Let's analyze each reaction in List-1 and identify its major product from List-2. A. Hydration of Propyne: \( \text{CH}_3\text{-C}\equiv\text{CH} \) reacts with water in the presence of Hg\(^{2+}\)/H\(^+\). This is the Kucherov reaction. It follows Markovnikov's rule, adding -OH to the more substituted carbon, forming an unstable enol which tautomerizes to a ketone.
\( \text{CH}_3\text{C(OH)=CH}_2 \rightarrow \text{CH}_3\text{C(=O)CH}_3 \) (Propanone).
So, A matches with II. B. Kolbe's Electrolysis: Electrolysis of an aqueous solution of sodium acetate (\(\text{CH}_3\text{COONa}\)). The acetate ion loses CO\(_2\) and the resulting methyl radicals combine to form ethane.
At anode: \( 2\text{CH}_3\text{COO}^- \rightarrow 2\text{CH}_3\cdot + 2\text{CO}_2 + 2e^- \), then \( \text{CH}_3\cdot + \cdot\text{CH}_3 \rightarrow \text{CH}_3\text{-CH}_3 \) (Ethane).
So, B matches with IV. C. Hydration of Propene: \( \text{CH}_3\text{-CH=CH}_2 \) reacts with water in the presence of an acid catalyst (H\(^+\)). This is acid-catalyzed hydration of an alkene.

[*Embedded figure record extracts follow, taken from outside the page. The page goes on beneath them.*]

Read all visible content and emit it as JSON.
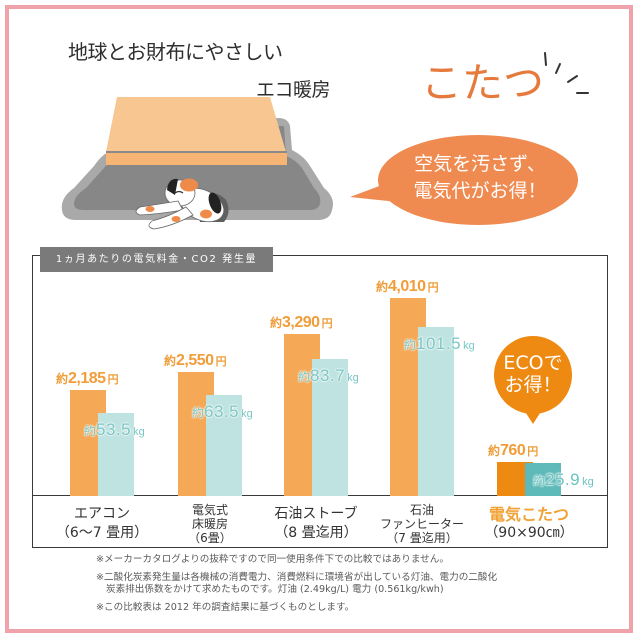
{
  "header": {
    "tagline": "地球とお財布にやさしい",
    "subtitle": "エコ暖房",
    "highlight": "こたつ"
  },
  "speech_bubble": {
    "line1": "空気を汚さず、",
    "line2": "電気代がお得！"
  },
  "chart": {
    "title": "1ヵ月あたりの電気料金・CO2 発生量",
    "approx_prefix": "約",
    "cost_unit": "円",
    "co2_unit": "kg",
    "eco_bubble": {
      "line1": "ECOで",
      "line2": "お得！"
    },
    "items": [
      {
        "label_lines": [
          "エアコン",
          "（6～7 畳用）"
        ],
        "cost": "2,185",
        "co2": "53.5"
      },
      {
        "label_lines": [
          "電気式",
          "床暖房",
          "（6畳）"
        ],
        "cost": "2,550",
        "co2": "63.5"
      },
      {
        "label_lines": [
          "石油ストーブ",
          "（8 畳迄用）"
        ],
        "cost": "3,290",
        "co2": "83.7"
      },
      {
        "label_lines": [
          "石油",
          "ファンヒーター",
          "（7 畳迄用）"
        ],
        "cost": "4,010",
        "co2": "101.5"
      },
      {
        "label_lines": [
          "電気こたつ",
          "（90×90㎝）"
        ],
        "cost": "760",
        "co2": "25.9"
      }
    ]
  },
  "chart_data": {
    "type": "bar",
    "title": "1ヵ月あたりの電気料金・CO2 発生量",
    "categories": [
      "エアコン（6～7畳用）",
      "電気式床暖房（6畳）",
      "石油ストーブ（8畳迄用）",
      "石油ファンヒーター（7畳迄用）",
      "電気こたつ（90×90㎝）"
    ],
    "series": [
      {
        "name": "電気料金（1ヵ月あたり）",
        "unit": "円",
        "color": "#f5a855",
        "values": [
          2185,
          2550,
          3290,
          4010,
          760
        ]
      },
      {
        "name": "CO2 発生量（1ヵ月あたり）",
        "unit": "kg",
        "color": "#bfe3e0",
        "values": [
          53.5,
          63.5,
          83.7,
          101.5,
          25.9
        ]
      }
    ],
    "xlabel": "",
    "ylabel": "",
    "grid": false,
    "legend": "none",
    "annotations": [
      "ECOでお得！"
    ]
  },
  "footnotes": [
    "※メーカーカタログよりの抜粋ですので同一使用条件下での比較ではありません。",
    "※二酸化炭素発生量は各機械の消費電力、消費燃料に環境省が出している灯油、電力の二酸化",
    "炭素排出係数をかけて求めたものです。灯油 (2.49kg/L) 電力 (0.561kg/kwh)",
    "※この比較表は 2012 年の調査結果に基づくものとします。"
  ],
  "colors": {
    "frame": "#f0a2aa",
    "accent_orange": "#e57a3c",
    "bar_cost": "#f5a855",
    "bar_co2": "#bfe3e0",
    "bar_cost_highlight": "#ee8a12",
    "bar_co2_highlight": "#5dbab8",
    "title_box": "#7a7a7a"
  }
}
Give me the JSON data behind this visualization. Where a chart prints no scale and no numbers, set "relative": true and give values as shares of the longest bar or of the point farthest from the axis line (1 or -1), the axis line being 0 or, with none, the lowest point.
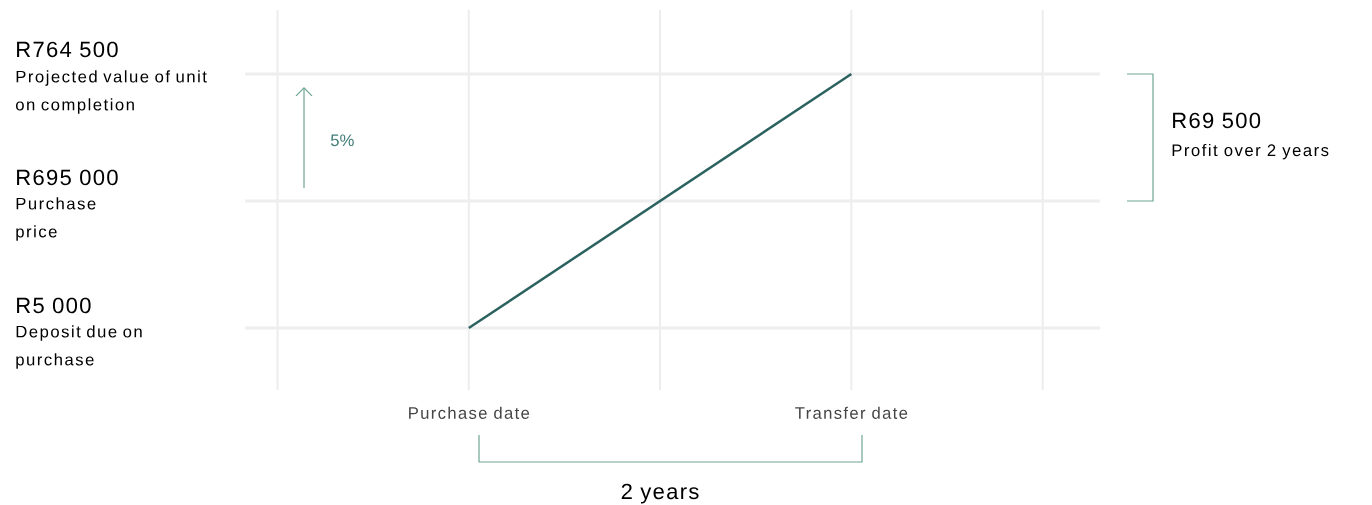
{
  "chart_data": {
    "type": "line",
    "relative": true,
    "grid": "x",
    "color": "#2b625f",
    "categories": [
      null,
      "Purchase date",
      null,
      "Transfer date",
      null
    ],
    "values": [
      null,
      0,
      null,
      1,
      null
    ],
    "ref_lines": [
      {
        "axis": "y",
        "value": 1,
        "color": "#eeeeee"
      },
      {
        "axis": "y",
        "value": 0.5,
        "color": "#eeeeee"
      },
      {
        "axis": "y",
        "value": 0,
        "color": "#eeeeee"
      }
    ],
    "annotations": [
      "R764 500",
      "Projected value of unit on completion",
      "R695 000",
      "Purchase price",
      "R5 000",
      "Deposit due on purchase",
      "5%",
      "R69 500",
      "Profit over 2 years",
      "2 years"
    ]
  }
}
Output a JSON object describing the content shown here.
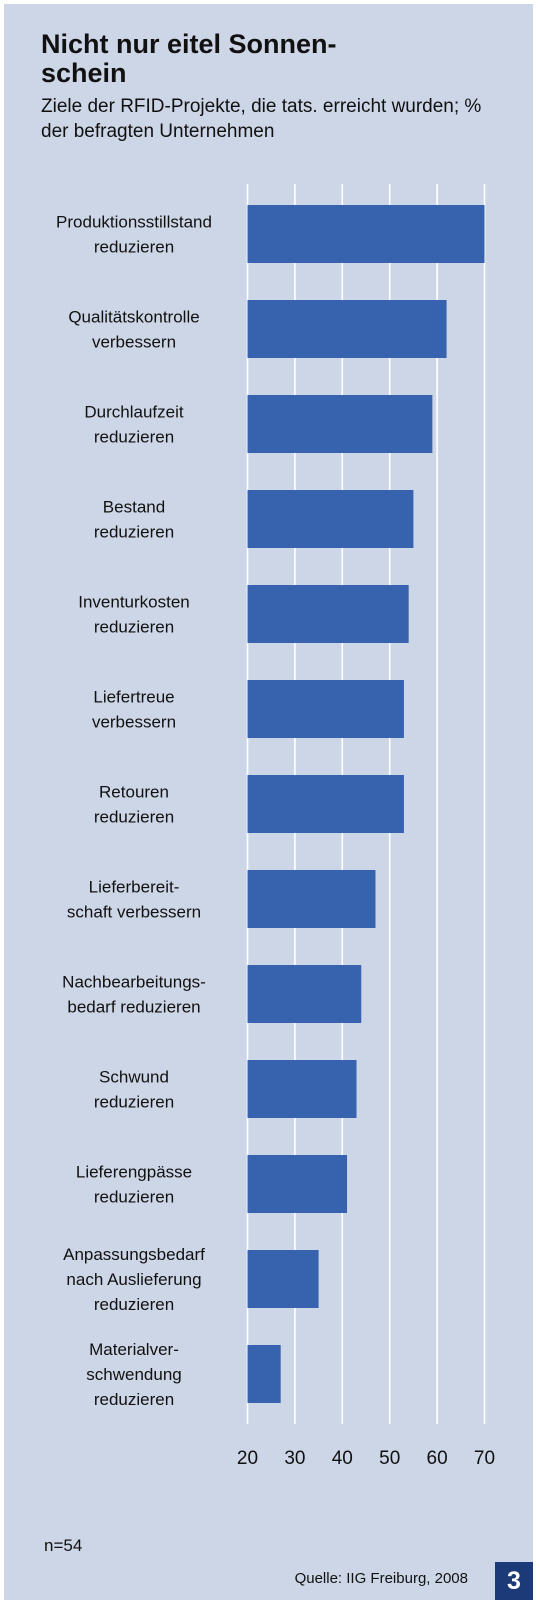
{
  "title": "Nicht nur eitel Sonnen-\nschein",
  "subtitle": "Ziele der RFID-Projekte, die tats. erreicht wurden; % der befragten Unternehmen",
  "sample_size": "n=54",
  "source": "Quelle: IIG Freiburg, 2008",
  "page_number": "3",
  "colors": {
    "background": "#cdd6e6",
    "bar": "#3762ad",
    "gridline": "#ffffff",
    "badge": "#1d3a78"
  },
  "chart_data": {
    "type": "bar",
    "orientation": "horizontal",
    "title": "Nicht nur eitel Sonnenschein",
    "subtitle": "Ziele der RFID-Projekte, die tats. erreicht wurden; % der befragten Unternehmen",
    "xlabel": "",
    "ylabel": "",
    "categories": [
      [
        "Produktionsstillstand",
        "reduzieren"
      ],
      [
        "Qualitätskontrolle",
        "verbessern"
      ],
      [
        "Durchlaufzeit",
        "reduzieren"
      ],
      [
        "Bestand",
        "reduzieren"
      ],
      [
        "Inventurkosten",
        "reduzieren"
      ],
      [
        "Liefertreue",
        "verbessern"
      ],
      [
        "Retouren",
        "reduzieren"
      ],
      [
        "Lieferbereit-",
        "schaft verbessern"
      ],
      [
        "Nachbearbeitungs-",
        "bedarf reduzieren"
      ],
      [
        "Schwund",
        "reduzieren"
      ],
      [
        "Lieferengpässe",
        "reduzieren"
      ],
      [
        "Anpassungsbedarf",
        "nach Auslieferung",
        "reduzieren"
      ],
      [
        "Materialver-",
        "schwendung",
        "reduzieren"
      ]
    ],
    "values": [
      70,
      62,
      59,
      55,
      54,
      53,
      53,
      47,
      44,
      43,
      41,
      35,
      27
    ],
    "xlim": [
      20,
      70
    ],
    "xticks": [
      20,
      30,
      40,
      50,
      60,
      70
    ],
    "grid": true,
    "legend": "none"
  }
}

It follows Markovnikov's rule, where the H\(^+\) adds to the carbon with more hydrogens (C1), and the -OH group adds to the more substituted carbon (C2).
The product is \( \text{CH}_3\text{-CH(OH)-CH}_3 \) (Propan-2-ol).
So, C matches with I. D. Dihydroxylation of Propene: \( \text{CH}_3\text{-CH=CH}_2 \) reacts with dilute, cold, alkaline KMnO\(_4\) (Baeyer's reagent). This is a syn-dihydroxylation reaction, where two -OH groups are added across the double bond.
The product is \( \text{CH}_3\text{-CH(OH)-CH}_2\text{(OH)} \) (Propane-1,2-diol).
So, D matches with III.
The correct set of matches is: A-II, B-IV, C-I, D-III.